The Jack Makes Your Old Headphones Work With the iPhone 7 Wirelessly

It’s like Apple’s adapter, but even better!

When the iPhone 7 launched, the major complaint (as you may be aware) was the lack of a headphone jack. Apple’s insistence on relying on Bluetooth or Lightning headphones meant that it was impossible to use existing wired headphones without carrying around an adapter. Well, the Jack is still an adapter, but it lets you use your old headphones in a slightly more convenient way.

Apple has a 3.5 mm-to-Lightning adapter for wired headphones — the Jack, from Podo Labs, is the same kind of adapter, but for Bluetooth. The device, which can be clipped on shirts or pockets, can connect to devices using Bluetooth. Just plug your headphones into the Jack, connect it to your audio port-less phone, and you’ve got wired headphones that are now wireless. Well, the wire’s still there, but it’s not connected to your phone. You get the idea.

3. Receiving mode

Because your headphone cable will still be there, the Jack will probably do best combined with a twist tie to keep the cable from dangling — after all, getting away from dangling cables is what Bluetooth connectivity is all about.

But, because of the simplicity of the device, it can be used in a lot more situations than just with phones.

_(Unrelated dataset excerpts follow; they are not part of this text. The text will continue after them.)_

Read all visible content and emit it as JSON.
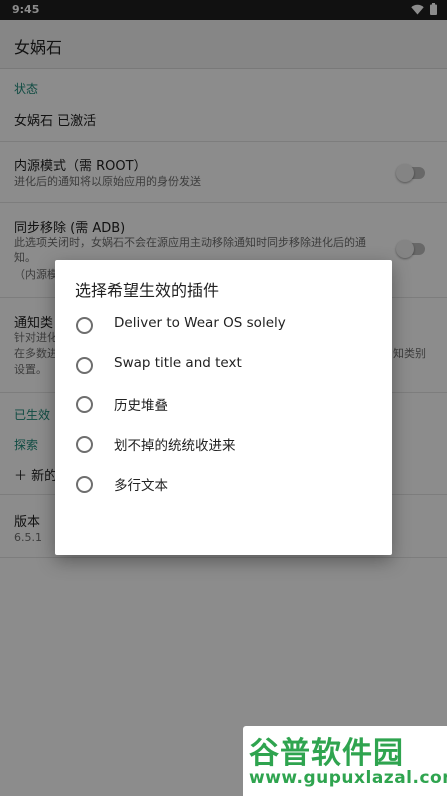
{
  "status_bar": {
    "time": "9:45"
  },
  "app_bar": {
    "title": "女娲石"
  },
  "sections": {
    "status_header": "状态",
    "status_text": "女娲石 已激活",
    "inner_mode_title": "内源模式（需 ROOT）",
    "inner_mode_summary": "进化后的通知将以原始应用的身份发送",
    "sync_remove_title": "同步移除 (需 ADB)",
    "sync_remove_summary": "此选项关闭时，女娲石不会在源应用主动移除通知时同步移除进化后的通知。",
    "sync_remove_summary_extra": "（内源模",
    "notify_cat_title": "通知类",
    "notify_cat_summary_1": "针对进化",
    "notify_cat_summary_2": "在多数进",
    "notify_cat_summary_right": "知类别",
    "notify_cat_summary_3": "设置。",
    "effective_header": "已生效",
    "explore_header": "探索",
    "new_item": "＋ 新的",
    "version_title": "版本",
    "version_value": "6.5.1"
  },
  "dialog": {
    "title": "选择希望生效的插件",
    "options": [
      {
        "label": "Deliver to Wear OS solely",
        "selected": false
      },
      {
        "label": "Swap title and text",
        "selected": false
      },
      {
        "label": "历史堆叠",
        "selected": false
      },
      {
        "label": "划不掉的统统收进来",
        "selected": false
      },
      {
        "label": "多行文本",
        "selected": false
      }
    ]
  },
  "watermark": {
    "logo": "谷普软件园",
    "url": "www.gupuxlazal.com"
  },
  "colors": {
    "accent": "#1e8a7a",
    "watermark": "#2fa44f"
  }
}
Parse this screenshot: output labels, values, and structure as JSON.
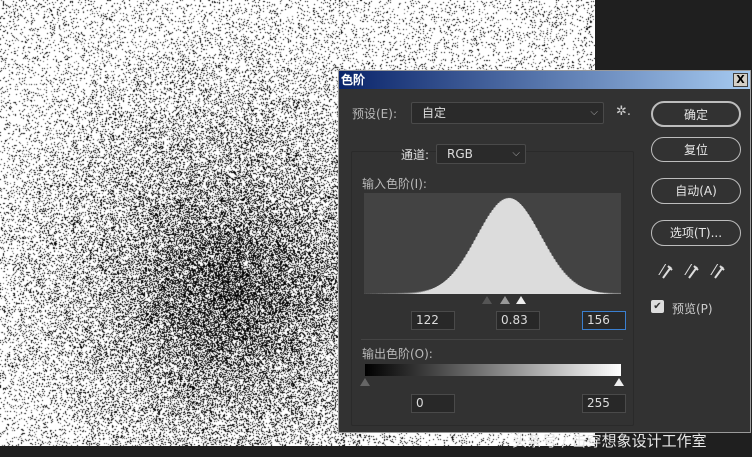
{
  "dialog": {
    "title": "色阶",
    "close_label": "X"
  },
  "preset": {
    "label": "预设(E):",
    "value": "自定"
  },
  "channel": {
    "label": "通道:",
    "value": "RGB"
  },
  "input_levels": {
    "label": "输入色阶(I):",
    "black": "122",
    "gamma": "0.83",
    "white": "156"
  },
  "output_levels": {
    "label": "输出色阶(O):",
    "black": "0",
    "white": "255"
  },
  "buttons": {
    "ok": "确定",
    "reset": "复位",
    "auto": "自动(A)",
    "options": "选项(T)..."
  },
  "preview": {
    "label": "预览(P)",
    "checked": true
  },
  "watermark": "头条号 / 击穿想象设计工作室"
}
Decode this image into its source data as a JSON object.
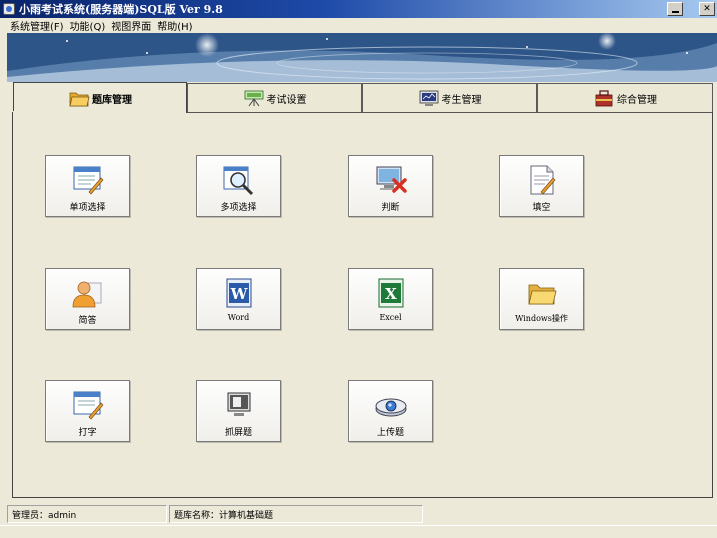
{
  "window": {
    "title": "小雨考试系统(服务器端)SQL版 Ver 9.8"
  },
  "menu": {
    "items": [
      {
        "label": "系统管理(F)"
      },
      {
        "label": "功能(Q)"
      },
      {
        "label": "视图界面"
      },
      {
        "label": "帮助(H)"
      }
    ]
  },
  "tabs": [
    {
      "label": "题库管理",
      "icon": "folder-icon",
      "active": true
    },
    {
      "label": "考试设置",
      "icon": "projector-icon",
      "active": false
    },
    {
      "label": "考生管理",
      "icon": "monitor-icon",
      "active": false
    },
    {
      "label": "综合管理",
      "icon": "toolbox-icon",
      "active": false
    }
  ],
  "tiles": [
    {
      "label": "单项选择",
      "icon": "single-choice-icon"
    },
    {
      "label": "多项选择",
      "icon": "magnifier-icon"
    },
    {
      "label": "判断",
      "icon": "judge-icon"
    },
    {
      "label": "填空",
      "icon": "fill-blank-icon"
    },
    {
      "label": "简答",
      "icon": "user-icon"
    },
    {
      "label": "Word",
      "icon": "word-icon"
    },
    {
      "label": "Excel",
      "icon": "excel-icon"
    },
    {
      "label": "Windows操作",
      "icon": "folder-icon"
    },
    {
      "label": "打字",
      "icon": "typing-icon"
    },
    {
      "label": "抓屏题",
      "icon": "screenshot-icon"
    },
    {
      "label": "上传题",
      "icon": "upload-icon"
    }
  ],
  "status": {
    "admin": "管理员：admin",
    "bank": "题库名称：计算机基础题"
  },
  "colors": {
    "titlebar_start": "#0a246a",
    "titlebar_end": "#a6caf0",
    "window_bg": "#ece9d8",
    "banner": "#274d7d"
  }
}
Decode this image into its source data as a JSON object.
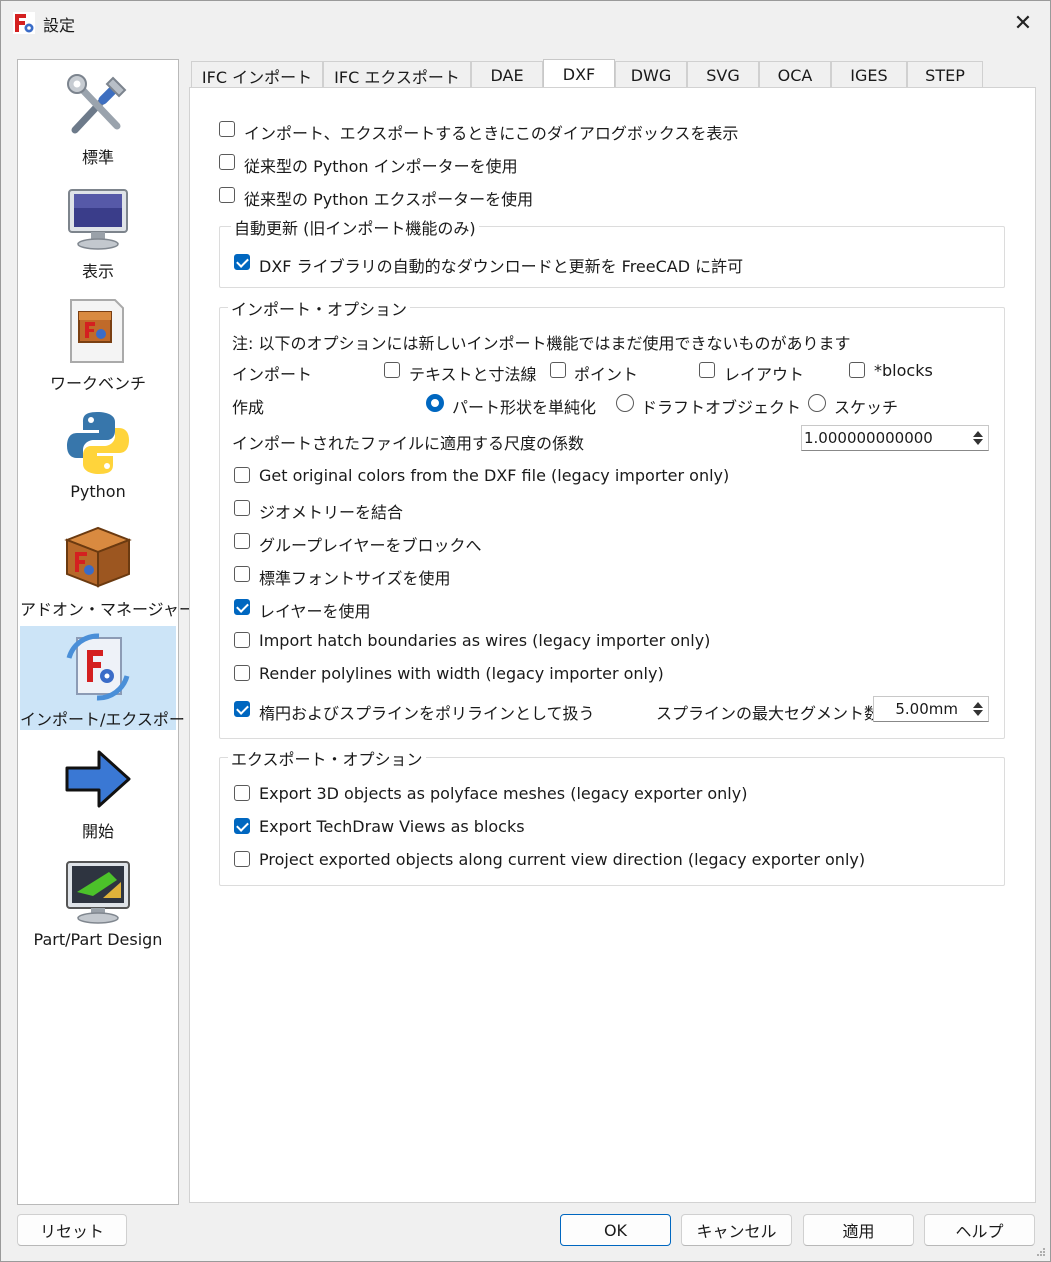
{
  "window": {
    "title": "設定",
    "close_glyph": "✕"
  },
  "sidebar": {
    "items": [
      {
        "label": "標準",
        "icon": "tools-icon"
      },
      {
        "label": "表示",
        "icon": "monitor-icon"
      },
      {
        "label": "ワークベンチ",
        "icon": "workbench-icon"
      },
      {
        "label": "Python",
        "icon": "python-icon"
      },
      {
        "label": "アドオン・マネージャー",
        "icon": "addon-box-icon"
      },
      {
        "label": "インポート/エクスポート",
        "icon": "import-export-icon",
        "selected": true
      },
      {
        "label": "開始",
        "icon": "arrow-right-icon"
      },
      {
        "label": "Part/Part Design",
        "icon": "part-design-icon"
      }
    ]
  },
  "tabs": [
    {
      "label": "IFC インポート"
    },
    {
      "label": "IFC エクスポート"
    },
    {
      "label": "DAE"
    },
    {
      "label": "DXF",
      "active": true
    },
    {
      "label": "DWG"
    },
    {
      "label": "SVG"
    },
    {
      "label": "OCA"
    },
    {
      "label": "IGES"
    },
    {
      "label": "STEP"
    }
  ],
  "top_options": [
    {
      "label": "インポート、エクスポートするときにこのダイアログボックスを表示",
      "checked": false
    },
    {
      "label": "従来型の Python インポーターを使用",
      "checked": false
    },
    {
      "label": "従来型の Python エクスポーターを使用",
      "checked": false
    }
  ],
  "auto_update": {
    "title": "自動更新 (旧インポート機能のみ)",
    "option": {
      "label": "DXF ライブラリの自動的なダウンロードと更新を FreeCAD に許可",
      "checked": true
    }
  },
  "import_options": {
    "title": "インポート・オプション",
    "note": "注: 以下のオプションには新しいインポート機能ではまだ使用できないものがあります",
    "import_label": "インポート",
    "import_items": [
      {
        "label": "テキストと寸法線",
        "checked": false
      },
      {
        "label": "ポイント",
        "checked": false
      },
      {
        "label": "レイアウト",
        "checked": false
      },
      {
        "label": "*blocks",
        "checked": false
      }
    ],
    "create_label": "作成",
    "create_items": [
      {
        "label": "パート形状を単純化",
        "selected": true
      },
      {
        "label": "ドラフトオブジェクト",
        "selected": false
      },
      {
        "label": "スケッチ",
        "selected": false
      }
    ],
    "scale_label": "インポートされたファイルに適用する尺度の係数",
    "scale_value": "1.000000000000",
    "checks": [
      {
        "label": "Get original colors from the DXF file (legacy importer only)",
        "checked": false
      },
      {
        "label": "ジオメトリーを結合",
        "checked": false
      },
      {
        "label": "グループレイヤーをブロックへ",
        "checked": false
      },
      {
        "label": "標準フォントサイズを使用",
        "checked": false
      },
      {
        "label": "レイヤーを使用",
        "checked": true
      },
      {
        "label": "Import hatch boundaries as wires (legacy importer only)",
        "checked": false
      },
      {
        "label": "Render polylines with width (legacy importer only)",
        "checked": false
      },
      {
        "label": "楕円およびスプラインをポリラインとして扱う",
        "checked": true
      }
    ],
    "segments_label": "スプラインの最大セグメント数:",
    "segments_value": "5.00mm"
  },
  "export_options": {
    "title": "エクスポート・オプション",
    "checks": [
      {
        "label": "Export 3D objects as polyface meshes (legacy exporter only)",
        "checked": false
      },
      {
        "label": "Export TechDraw Views as blocks",
        "checked": true
      },
      {
        "label": "Project exported objects along current view direction (legacy exporter only)",
        "checked": false
      }
    ]
  },
  "buttons": {
    "reset": "リセット",
    "ok": "OK",
    "cancel": "キャンセル",
    "apply": "適用",
    "help": "ヘルプ"
  },
  "colors": {
    "accent": "#0067c0",
    "selection": "#cce4f7"
  }
}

Using an auxiliary cable, you can plug the Jack into a receiver or speaker at home, then connect it to your phone over Bluetooth — pretty handy if you’ve still got old, non-connected speakers you’re attached to. It can also be used with in-line mics, in case you need to take calls.

Another fun feature is syncing of two devices. If a friend has a Jack, the two units can be synced with the press of a button — music played from one device will be streamed to both units. Hey, if you’re looking for ways to decrease your data use, it’s not a bad idea.

1. Colors

Podo Labs says the Jack will get 12 hours of use off a 300 mAh battery. It’ll be available in black/gunmetal, white/gold, and blue/gold. The Kickstarter campaign starts today, and early bird contributors can get the black/gunmetal Jack for $25 or either of the other colorways for $30 — they’ll ultimately retail for $35 and $40, respectively. Podo Labs says the Jack will ship in June, but you know how it is with Kickstarter projects. Hopefully there won’t be any delays — the team has funded a couple other devices on Kickstarter before, including a tiny wireless camera.